- April 12, 2017
- Posted by: Robert Rose
- Category: Business Transformation
Last week, I was talking with a frustrated client. She had spent two weeks preparing a business case for a new strategic content initiative and another week booking meetings with all her colleagues across the business to socialize the plan. In all but one of the meetings, her colleagues stopped her near the beginning of her talk and said something to the effect of “Wait, can we back up here? I thought I knew how your team worked, but I’m afraid I don’t have a clue. Can you explain that to me.”
Sometimes I wonder how any of us gets through the day knowing as little as we do about things we think we know. Just spend some time with a child. It won’t take you long to find yourself stumped by a simple question. Or scan through your Facebook feed. It won’t take you long to come across an untoward political opinion or some other kind of post that cries out for rebuttal – a post that you’d like to respond to with an okay-let-me-just-sit-you-down comment – only to discover that you have no earthly idea how to explain yourself.
Want some examples?

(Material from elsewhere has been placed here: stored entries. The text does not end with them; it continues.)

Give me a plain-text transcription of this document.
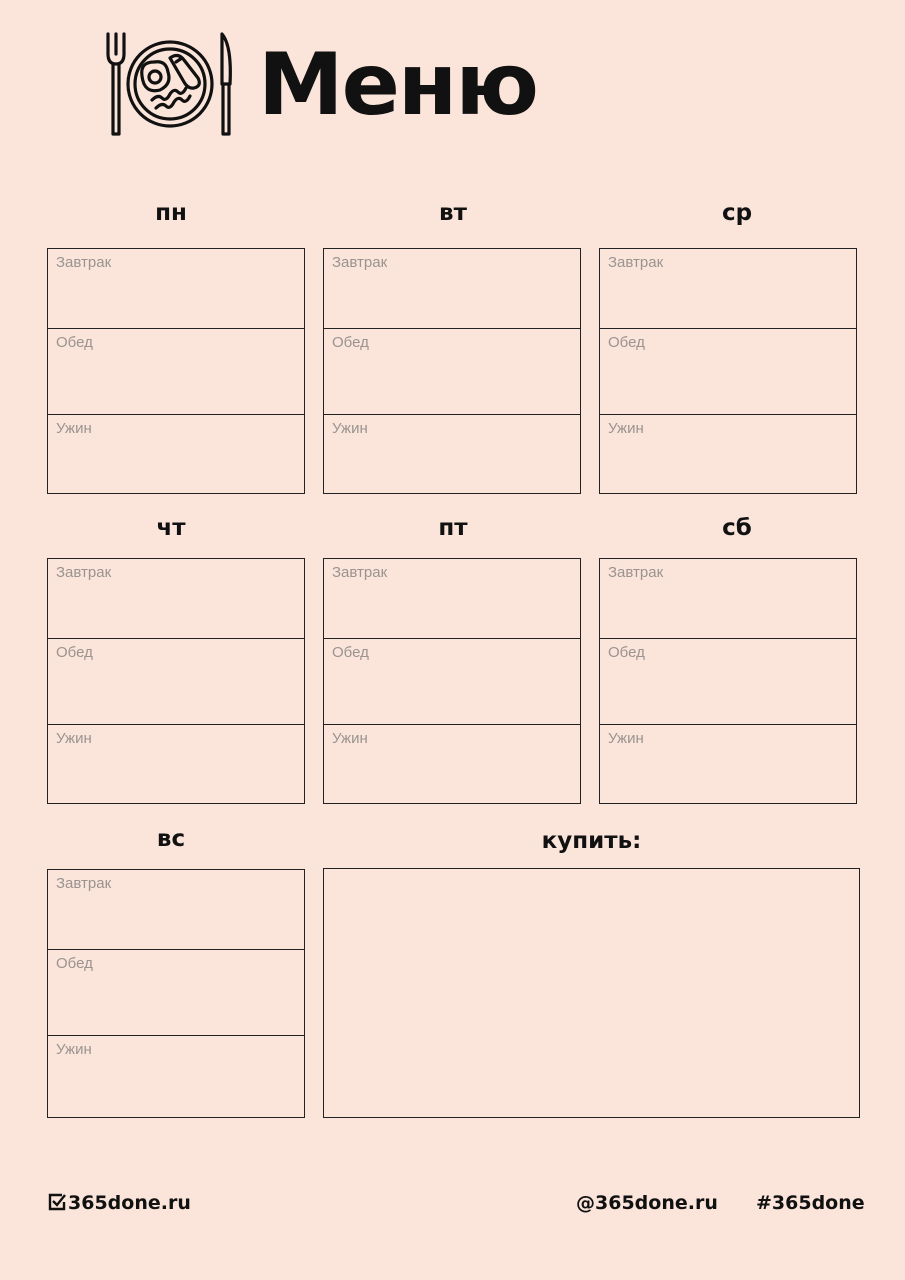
Меню
пн
Завтрак
Обед
Ужин
вт
Завтрак
Обед
Ужин
ср
Завтрак
Обед
Ужин
чт
Завтрак
Обед
Ужин
пт
Завтрак
Обед
Ужин
сб
Завтрак
Обед
Ужин
вс
Завтрак
Обед
Ужин
купить:
365done.ru	@365done.ru #365done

Write out how a zipper works. Define the word “the.” Explain why we say “I love the theater” but not “I love the cable TV.” Explain how tides work. You probably know that the moon pulls the oceans toward it, but do you know why are there high tides on the other side of the planet at the same time? (Fun fact: The moon is pulling the earth as well.)
When we discover that we can’t explain a simple thing that we think we should be able to, we may blame it on our memory. We tell ourselves, “I used to understand that.” In fact, we probably never did. Our brain has tricked us into thinking we know more than we do.
Scientists have a term for this concept: the Illusion of Explanatory Depth.
This is something that we need to be aware of as content practitioners rolling out new initiatives, ideas, and concepts to our colleagues. These new concepts, technologies, channels, and strategies are new to both us and our teammates. As marketers, we may believe that we know how things work. Just the other day, my wife asked me to explain how targeted advertising worked. I fumbled and mumbled and struggled to explain it clearly. She finally gave me the merciful verbal guillotine and said, “Yeah, honey, I don’t need to know that badly.”
Being able to explain what we do is important – not just for our significant others but for our bosses, our colleagues, and our customers. To win both battles and wars, we need to put things in simple language and make what we “know” clear.
My client went back and added a bit to her strategic initiative just to remind everyone exactly what her team does. Creating that explanation for others opened her eyes as well. She told me, Now I know what I thought I knew. It was an important thing for me to get to know. You know?